Date of Conferral
Loretta R. Cain
Research indicated that depression is now the leading cause of disability globally. Depression and help-seeking experiences among African American men have not been adequately studied. The purpose of this phenomenological study was to explore the help-seeking experiences of African American men with depression. The theoretical framework was Andersen's Behavioral Model of Health Services. Purposive sampling was used to recruit participants. Inclusion criteria were (a) African American men, (b) aged 18 through 65, (c) having a medical diagnosis of depression or symptoms of depression, (d) not currently in treatment, and English speaking. Six African American men with depression or depressive symptoms were interviewed. Coding analysis of data generated two major themes: African American men's perceptions of factors that inhibit help-seeking and African American men's perceptions of factors that promote help-seeking.
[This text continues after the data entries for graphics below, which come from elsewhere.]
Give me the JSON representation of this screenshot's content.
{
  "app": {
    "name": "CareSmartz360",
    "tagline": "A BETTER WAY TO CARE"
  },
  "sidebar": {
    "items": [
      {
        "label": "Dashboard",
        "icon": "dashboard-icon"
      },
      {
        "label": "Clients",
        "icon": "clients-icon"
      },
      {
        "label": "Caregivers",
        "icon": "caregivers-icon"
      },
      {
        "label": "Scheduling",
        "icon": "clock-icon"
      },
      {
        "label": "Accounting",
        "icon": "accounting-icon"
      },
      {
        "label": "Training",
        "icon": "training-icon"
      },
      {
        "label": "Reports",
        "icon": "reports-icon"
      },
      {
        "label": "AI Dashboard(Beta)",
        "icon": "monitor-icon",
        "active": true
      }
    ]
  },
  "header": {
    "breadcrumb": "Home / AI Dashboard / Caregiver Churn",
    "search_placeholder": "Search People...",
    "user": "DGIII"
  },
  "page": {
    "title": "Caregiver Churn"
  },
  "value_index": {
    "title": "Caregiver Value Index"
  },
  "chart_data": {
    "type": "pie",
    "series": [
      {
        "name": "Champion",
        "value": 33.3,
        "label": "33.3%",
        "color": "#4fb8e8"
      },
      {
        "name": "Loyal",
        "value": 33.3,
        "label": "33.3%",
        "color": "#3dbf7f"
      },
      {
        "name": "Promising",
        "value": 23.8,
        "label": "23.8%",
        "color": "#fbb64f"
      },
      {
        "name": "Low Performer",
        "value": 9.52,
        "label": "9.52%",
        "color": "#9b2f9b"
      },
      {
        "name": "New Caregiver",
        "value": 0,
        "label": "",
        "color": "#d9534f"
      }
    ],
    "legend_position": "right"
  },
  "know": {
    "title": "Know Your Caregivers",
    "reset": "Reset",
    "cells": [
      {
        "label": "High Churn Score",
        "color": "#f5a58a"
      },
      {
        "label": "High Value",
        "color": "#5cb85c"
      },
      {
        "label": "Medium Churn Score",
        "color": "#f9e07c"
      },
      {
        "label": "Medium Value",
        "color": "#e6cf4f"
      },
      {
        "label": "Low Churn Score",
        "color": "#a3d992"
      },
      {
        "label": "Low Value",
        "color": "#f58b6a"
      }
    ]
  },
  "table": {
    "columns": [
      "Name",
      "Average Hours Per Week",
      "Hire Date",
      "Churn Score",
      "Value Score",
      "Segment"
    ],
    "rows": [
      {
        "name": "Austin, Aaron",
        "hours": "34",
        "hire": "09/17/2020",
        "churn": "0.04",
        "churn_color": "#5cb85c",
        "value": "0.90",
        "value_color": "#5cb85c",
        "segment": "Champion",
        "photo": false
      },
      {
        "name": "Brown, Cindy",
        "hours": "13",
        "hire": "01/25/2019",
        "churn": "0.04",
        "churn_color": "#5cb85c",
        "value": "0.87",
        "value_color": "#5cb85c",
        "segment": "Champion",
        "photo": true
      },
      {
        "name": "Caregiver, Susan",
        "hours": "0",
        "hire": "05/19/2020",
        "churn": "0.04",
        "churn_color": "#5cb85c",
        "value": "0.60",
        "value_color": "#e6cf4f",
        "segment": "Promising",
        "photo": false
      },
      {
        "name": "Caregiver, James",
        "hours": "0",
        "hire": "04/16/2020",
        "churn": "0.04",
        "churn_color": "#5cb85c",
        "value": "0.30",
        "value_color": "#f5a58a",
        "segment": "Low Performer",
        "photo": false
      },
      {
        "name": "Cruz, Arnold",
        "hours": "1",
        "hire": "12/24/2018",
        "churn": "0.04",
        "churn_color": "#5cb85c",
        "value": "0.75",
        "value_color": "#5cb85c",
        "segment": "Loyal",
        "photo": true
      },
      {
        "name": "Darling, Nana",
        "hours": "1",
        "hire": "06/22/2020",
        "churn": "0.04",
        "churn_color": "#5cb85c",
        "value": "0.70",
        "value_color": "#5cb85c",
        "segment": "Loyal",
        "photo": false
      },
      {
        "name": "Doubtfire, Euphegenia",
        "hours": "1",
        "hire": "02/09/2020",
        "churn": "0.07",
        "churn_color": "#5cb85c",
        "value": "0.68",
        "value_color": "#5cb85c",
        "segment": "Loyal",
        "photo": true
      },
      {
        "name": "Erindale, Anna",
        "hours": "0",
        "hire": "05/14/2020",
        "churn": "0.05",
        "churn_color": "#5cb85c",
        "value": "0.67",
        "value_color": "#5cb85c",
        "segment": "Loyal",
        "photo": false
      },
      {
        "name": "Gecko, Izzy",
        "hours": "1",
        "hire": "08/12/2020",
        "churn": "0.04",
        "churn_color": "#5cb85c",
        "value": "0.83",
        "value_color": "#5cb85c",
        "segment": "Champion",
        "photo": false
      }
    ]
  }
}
The 6 sub-themes identified were (a) African American men with depression tend to feel misunderstood and stigmatized; (b) some African American men admit to a degree of self-stigma; (c) some African American men deny their depression or any need for help; (d) African American men who had therapy found it helpful until the therapist was changed, causing feelings of mistrust and inadequate mental health care; (e) African American men fear guilt, fear being a burden to others, and feel they should be able to handle their problems; and (f) it is difficult being depressed and Black in America, which leads to stress, frustration, and perceived racism. Findings may be used by mental health professionals seeking to improve cultural competency, mental health and support services, and treatment regiments for African American men with depression.